En octobre 2020, au cœur de la pandémie, le pape François a re-lancé le thème de l’évènement mondial initialement prévu à Rome en mai, dont l’intitulé était « Reconstruire le pacte éducatif mondial ».
La parole du Magistère vient confirmer et nourrir la formation spécifique au caractère propre de l’Enseignement catholique mise en œuvre pour les futurs maîtres du diocèse d’Avignon depuis quelques années (Bloc-Notes, mai 2020 : "Former sur les chemins de l’Esprit Saint ?", p.11)

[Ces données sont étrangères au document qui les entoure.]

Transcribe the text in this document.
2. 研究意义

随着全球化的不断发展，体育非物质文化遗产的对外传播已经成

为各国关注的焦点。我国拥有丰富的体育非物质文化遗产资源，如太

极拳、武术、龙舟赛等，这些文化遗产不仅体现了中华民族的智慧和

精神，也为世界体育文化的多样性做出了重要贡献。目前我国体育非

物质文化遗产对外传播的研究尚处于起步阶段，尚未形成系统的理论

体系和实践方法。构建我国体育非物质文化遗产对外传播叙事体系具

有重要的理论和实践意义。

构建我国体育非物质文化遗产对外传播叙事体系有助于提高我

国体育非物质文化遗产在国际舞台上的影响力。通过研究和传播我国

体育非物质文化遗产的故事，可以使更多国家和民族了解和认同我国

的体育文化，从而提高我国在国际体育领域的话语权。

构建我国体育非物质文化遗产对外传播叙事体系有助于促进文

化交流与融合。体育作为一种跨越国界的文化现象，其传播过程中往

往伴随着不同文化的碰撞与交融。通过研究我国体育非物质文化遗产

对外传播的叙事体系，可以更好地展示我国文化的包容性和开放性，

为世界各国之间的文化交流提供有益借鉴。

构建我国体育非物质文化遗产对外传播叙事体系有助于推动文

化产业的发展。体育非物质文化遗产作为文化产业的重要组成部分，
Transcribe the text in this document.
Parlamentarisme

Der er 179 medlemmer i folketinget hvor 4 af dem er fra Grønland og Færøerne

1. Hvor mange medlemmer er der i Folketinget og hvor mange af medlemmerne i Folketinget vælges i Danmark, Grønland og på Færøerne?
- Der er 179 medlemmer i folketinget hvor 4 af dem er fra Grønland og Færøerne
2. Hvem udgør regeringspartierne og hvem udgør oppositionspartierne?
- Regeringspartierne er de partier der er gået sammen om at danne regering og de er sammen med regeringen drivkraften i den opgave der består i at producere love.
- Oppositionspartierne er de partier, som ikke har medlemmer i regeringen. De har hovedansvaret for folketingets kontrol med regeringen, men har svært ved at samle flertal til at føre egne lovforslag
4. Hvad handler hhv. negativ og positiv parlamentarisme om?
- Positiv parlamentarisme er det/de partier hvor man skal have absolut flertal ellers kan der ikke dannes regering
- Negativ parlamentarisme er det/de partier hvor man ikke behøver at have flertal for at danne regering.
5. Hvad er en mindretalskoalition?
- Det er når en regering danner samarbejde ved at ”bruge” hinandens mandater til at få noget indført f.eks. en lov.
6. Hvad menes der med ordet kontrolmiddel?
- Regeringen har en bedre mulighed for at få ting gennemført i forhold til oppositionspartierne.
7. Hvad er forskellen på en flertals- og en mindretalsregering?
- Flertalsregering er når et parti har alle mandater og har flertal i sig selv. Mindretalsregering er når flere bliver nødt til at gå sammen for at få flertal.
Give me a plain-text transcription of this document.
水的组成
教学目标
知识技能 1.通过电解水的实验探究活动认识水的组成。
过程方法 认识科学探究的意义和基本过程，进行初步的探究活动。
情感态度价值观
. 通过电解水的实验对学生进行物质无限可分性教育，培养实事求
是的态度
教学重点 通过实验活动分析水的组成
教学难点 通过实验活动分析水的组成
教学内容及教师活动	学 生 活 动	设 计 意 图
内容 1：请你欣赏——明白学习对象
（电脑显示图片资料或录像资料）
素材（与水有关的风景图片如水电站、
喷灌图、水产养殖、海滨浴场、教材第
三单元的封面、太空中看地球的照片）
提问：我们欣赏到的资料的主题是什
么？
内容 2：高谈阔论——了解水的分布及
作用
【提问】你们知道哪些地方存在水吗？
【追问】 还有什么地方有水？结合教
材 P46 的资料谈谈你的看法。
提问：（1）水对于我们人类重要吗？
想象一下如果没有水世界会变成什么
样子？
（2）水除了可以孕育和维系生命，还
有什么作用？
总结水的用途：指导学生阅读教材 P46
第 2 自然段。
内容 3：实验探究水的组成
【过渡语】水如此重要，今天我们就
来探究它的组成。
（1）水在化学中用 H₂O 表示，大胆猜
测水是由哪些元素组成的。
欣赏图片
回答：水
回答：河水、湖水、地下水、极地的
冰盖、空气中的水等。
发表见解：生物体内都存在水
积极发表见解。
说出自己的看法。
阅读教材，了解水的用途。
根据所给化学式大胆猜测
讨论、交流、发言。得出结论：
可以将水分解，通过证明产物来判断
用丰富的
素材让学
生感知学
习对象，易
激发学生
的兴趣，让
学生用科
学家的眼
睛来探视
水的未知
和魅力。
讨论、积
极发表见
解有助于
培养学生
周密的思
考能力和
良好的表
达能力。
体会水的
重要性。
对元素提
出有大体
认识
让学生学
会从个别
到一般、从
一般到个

Une formation entre foi et culture pour une transmission du vivant

Dans son message vidéo du 15 octobre, après avoir constaté « que ce qui est en crise, c’est notre façon de percevoir la réalité et d’entrer en relation entre nous  », le pape souligne « que l’éducation est l’une des voies les plus efficaces pour humaniser le monde et l’histoire », ajoutant qu’il nous faut « avoir le courage de générer des processus qui assument consciemment la fragmentation existante et les contradictions que de fait nous portons en nous ».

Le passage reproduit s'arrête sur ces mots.